7 Responses to “Tighten that belt another notch”

  1. Carolina Bound Says:
    1178317478

    Wow, you did?

    I guess I've gotten used to rising gas prices; it doesn't seem that shocking any more.

  2. shiela Says:
    1178321383

    I'm thinking of doing alot of cooking this weekend too.

  3. PauletteGoddard Says:
    1178335874

    yes, men have asked me for gas money. If I commute to work, where most of my coworkers are livin' phat thanks to stock options, and driving Mercedeses and BMWs, they are not likely to ask me for money. But I'll do silly things like walk to post a letter or to the library, cross by a gas station and there's someone asking me for money. Or if I am at Costco with my young son, I'll be approached for gas money. Interesting that the women don't try it.

    I should get used to the gas increases -- they're not going away. But I'm feeling even a twinge of guilt for using my 55mpg scooter as often as I do.

  4. baselle Says:
    1178342924

    And its doubly weird right now. The last time gas rates went up, there was a serious bump in bus riders. This time, nothing, and I don't hear as much complaining about gas prices. As if the sheep are just used to getting sheared.

  5. PauletteGoddard Says:
    1178372612

    "The sheep are just used to getting sheared."
    That's scary and ominous to me. Yesterday the driver of our HOV=3 vehicle commented on the mailing list that there seemed to be fewer passengers wanting rides across the traffic-thick freeway westbound. Maybe it's summer and people like me want to ride their motorcycles, bicycles and scooters. Maybe, with 68,390 millionaires in King County, they're not concerned about 9% inflation or peak oil. Or they're driving Priuses and Elements, and are okay with staying in traffic for forty more minutes as long as they're in a new car.

    But yeah, "the sheep used to getting sheared" metaphor can apply to other things too, like credit cards. "Who cares that our grace period went from 25 to 20 days? It's a tool! Who cares that they eliminated the caps on balance transfers so we make less money borrowing to invest in CDs and other things? It's a tool! Who cares that some silly mistake made by a creditor falsely caused a late payment and our universal default clause in the agreement jacked our rates up to 24.9%, and they're not going down even though we spent five hours petitioning the other creditor to remove the spot from our report?
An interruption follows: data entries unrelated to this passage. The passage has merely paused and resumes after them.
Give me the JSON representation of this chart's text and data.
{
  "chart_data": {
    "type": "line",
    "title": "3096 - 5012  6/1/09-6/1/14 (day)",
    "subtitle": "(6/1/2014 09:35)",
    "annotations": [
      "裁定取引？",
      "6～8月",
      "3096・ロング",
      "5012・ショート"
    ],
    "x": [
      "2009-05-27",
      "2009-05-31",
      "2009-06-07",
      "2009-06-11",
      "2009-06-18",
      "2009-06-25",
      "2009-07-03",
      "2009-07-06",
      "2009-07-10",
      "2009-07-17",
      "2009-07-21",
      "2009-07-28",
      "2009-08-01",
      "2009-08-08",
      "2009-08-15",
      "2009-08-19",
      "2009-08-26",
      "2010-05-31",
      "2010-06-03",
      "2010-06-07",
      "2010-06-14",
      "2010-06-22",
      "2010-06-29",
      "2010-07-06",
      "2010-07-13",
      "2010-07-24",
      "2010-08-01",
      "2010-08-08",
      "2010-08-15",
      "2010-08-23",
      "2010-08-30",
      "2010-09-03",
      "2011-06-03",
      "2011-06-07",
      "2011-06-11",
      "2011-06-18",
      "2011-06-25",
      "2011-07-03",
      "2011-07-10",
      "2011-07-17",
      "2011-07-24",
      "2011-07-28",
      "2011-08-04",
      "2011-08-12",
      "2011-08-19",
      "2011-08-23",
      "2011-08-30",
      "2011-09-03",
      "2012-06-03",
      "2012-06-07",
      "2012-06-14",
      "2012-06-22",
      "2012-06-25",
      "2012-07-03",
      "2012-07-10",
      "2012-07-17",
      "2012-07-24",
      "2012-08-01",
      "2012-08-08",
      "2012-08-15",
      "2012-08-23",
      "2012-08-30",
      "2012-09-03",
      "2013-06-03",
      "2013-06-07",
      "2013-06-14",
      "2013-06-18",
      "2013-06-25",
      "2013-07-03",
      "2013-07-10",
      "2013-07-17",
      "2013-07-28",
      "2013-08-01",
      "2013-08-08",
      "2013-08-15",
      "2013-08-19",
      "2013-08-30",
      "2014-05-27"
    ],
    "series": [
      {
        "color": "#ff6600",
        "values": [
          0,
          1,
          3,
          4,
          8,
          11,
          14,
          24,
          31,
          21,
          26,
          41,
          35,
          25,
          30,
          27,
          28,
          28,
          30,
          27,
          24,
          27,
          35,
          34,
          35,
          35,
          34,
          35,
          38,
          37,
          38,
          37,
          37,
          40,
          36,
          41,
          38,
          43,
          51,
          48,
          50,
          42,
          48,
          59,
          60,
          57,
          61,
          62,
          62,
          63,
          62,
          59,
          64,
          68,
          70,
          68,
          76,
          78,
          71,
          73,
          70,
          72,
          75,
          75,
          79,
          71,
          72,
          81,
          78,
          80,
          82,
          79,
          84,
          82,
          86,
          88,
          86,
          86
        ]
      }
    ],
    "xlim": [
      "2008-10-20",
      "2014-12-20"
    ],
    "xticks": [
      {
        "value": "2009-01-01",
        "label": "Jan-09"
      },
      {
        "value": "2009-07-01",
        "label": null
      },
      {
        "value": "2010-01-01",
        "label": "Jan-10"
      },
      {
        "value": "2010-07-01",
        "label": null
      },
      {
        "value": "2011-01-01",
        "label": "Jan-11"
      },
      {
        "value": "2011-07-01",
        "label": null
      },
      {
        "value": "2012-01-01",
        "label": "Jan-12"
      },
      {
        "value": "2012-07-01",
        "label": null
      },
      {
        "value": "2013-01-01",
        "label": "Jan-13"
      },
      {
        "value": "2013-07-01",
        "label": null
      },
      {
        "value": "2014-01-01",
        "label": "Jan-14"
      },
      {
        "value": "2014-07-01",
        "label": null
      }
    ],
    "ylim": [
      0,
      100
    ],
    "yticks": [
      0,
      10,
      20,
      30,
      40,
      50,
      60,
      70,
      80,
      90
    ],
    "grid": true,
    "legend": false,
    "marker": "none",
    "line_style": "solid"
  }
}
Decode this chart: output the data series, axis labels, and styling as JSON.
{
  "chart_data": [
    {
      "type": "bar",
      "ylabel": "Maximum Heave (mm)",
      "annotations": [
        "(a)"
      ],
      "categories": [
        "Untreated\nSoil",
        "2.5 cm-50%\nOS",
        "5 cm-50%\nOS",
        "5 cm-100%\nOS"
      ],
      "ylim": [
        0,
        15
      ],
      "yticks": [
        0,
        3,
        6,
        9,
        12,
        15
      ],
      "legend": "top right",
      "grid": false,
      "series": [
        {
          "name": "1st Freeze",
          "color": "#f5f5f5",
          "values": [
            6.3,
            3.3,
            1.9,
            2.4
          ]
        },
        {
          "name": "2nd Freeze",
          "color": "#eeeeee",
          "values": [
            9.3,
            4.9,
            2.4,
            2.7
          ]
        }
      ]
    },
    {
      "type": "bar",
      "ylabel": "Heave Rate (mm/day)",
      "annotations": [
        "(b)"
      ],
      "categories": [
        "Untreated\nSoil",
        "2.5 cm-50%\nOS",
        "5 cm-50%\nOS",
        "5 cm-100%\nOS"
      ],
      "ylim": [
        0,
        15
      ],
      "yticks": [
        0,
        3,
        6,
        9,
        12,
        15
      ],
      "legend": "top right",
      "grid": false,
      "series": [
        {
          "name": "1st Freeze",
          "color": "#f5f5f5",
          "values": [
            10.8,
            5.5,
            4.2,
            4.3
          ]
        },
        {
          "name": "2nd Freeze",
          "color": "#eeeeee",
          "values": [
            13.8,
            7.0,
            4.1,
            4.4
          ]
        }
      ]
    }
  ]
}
Credit cards are tools!"

    Who cares that stealth inflation has raised prices by 8 or 9% annually since 2003, and that a decently diversified portfolio has returned only 6% since 2001? Who cares about the AMT affecting middle-class households? Who cares about honeybees disappearing and possibly affecting the food supply?

  6. LuckyRobin Says:
    1178774028

    I don't know that it is who cares so much as there is nothing I can do so what good is complaining about it going to do me. At least that is how I am. That and I am trying hard to stick to only using the car 3 days a week. Hard is right, but I seem to be coping okay. For now. Glad DH's raise has kicked in though. I bet a lot of folks are having to use their credit cards to pay for gas and are not able to pay them off each month anymore.

  7. paulettegoddard Says:
    1178892945

    there is nothing I can do so what good...
    I'm idealistic in that I think there should be something the individual can do. People ate out less and had gardens when inflation was high in the 1970s. The individual can stop using cards from banks that continue to change terms and agreements to be increasingly anti-consumer. An individual can put flora in her garden to attract and retain bees.

    Where I'd like my brain retrained is to have the mortgage paid off by age 45. I'd like to think we've done a decent job, even in the slo-mo market rise over the past seven years, catching up with our retirement savings -- we just passed the $200,000 mark. Now I want to catch up to the Europeans with the mortgage scenario. All the while I shall be shaking my fist at the Federal Reserve, the hedge fund managers, the speculators, and the spending-like-drunk-sailors administration, yelling "You won't get the best of me! I am unsinkable!"